The bill was far from a pork extravaganza. Under the spending caps negotiated in the bipartisan December budget deal, it restored some – but not all – of the across-the-board “sequestration” spending cuts.

It got big support from Republicans, who can crow that non-defense discretionary spending will be lower than it was under George W. Bush. More than two-thirds of the GOP caucus backed the bill over the objections of the hardest-core conservatives and outside groups such as Club for Growth and Heritage Action for America, the sway of which has been questioned lately given the success of December's bipartisan budget deal and now the spending bill.

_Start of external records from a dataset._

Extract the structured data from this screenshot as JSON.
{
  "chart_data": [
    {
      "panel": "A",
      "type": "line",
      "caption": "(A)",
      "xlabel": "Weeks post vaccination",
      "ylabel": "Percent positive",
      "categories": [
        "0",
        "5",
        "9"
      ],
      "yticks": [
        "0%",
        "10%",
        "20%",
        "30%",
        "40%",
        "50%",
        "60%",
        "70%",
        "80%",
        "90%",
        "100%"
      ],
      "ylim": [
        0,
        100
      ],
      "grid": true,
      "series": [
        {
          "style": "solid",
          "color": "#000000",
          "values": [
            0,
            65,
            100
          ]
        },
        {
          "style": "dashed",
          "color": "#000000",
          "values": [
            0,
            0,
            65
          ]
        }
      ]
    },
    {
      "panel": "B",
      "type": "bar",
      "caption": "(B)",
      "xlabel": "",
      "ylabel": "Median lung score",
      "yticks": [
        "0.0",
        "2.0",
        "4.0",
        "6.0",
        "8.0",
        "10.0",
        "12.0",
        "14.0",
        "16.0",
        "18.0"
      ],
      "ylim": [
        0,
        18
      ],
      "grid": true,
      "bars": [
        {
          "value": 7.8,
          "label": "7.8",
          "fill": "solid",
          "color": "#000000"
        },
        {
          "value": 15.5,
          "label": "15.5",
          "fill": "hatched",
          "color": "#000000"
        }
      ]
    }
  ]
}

But when seeking out Georgia Republican primary voters in a wide-open race, one cannot afford to cede ground to deficit hawks on the right. And Kingston's history on the cash-distributing appropriations committee already has been painted as a political liability.

That’s one reason why Kingston joined Reps. Phil Gingrey of Marietta and Paul Broun of Athens in the “no” column Wednesday.

They were the only Georgians aside from Tifton Republican Austin Scott to oppose the bill. The aspiring trio also were the only Georgians to vote against the budget deal.

“It’s difficult when you fight for your individual provisions,” Kingston said. “But the spending level is still something I have a disagreement with.”

The bill sailed to becoming law within days of being made public, with plenty of victories for the state crammed in. Not that Kingston wanted to talk about them too much.

“Back in the day, that would be the first thing you do,” he said about publicizing Georgia priorities. “But these days anything like that just gets you in trouble.”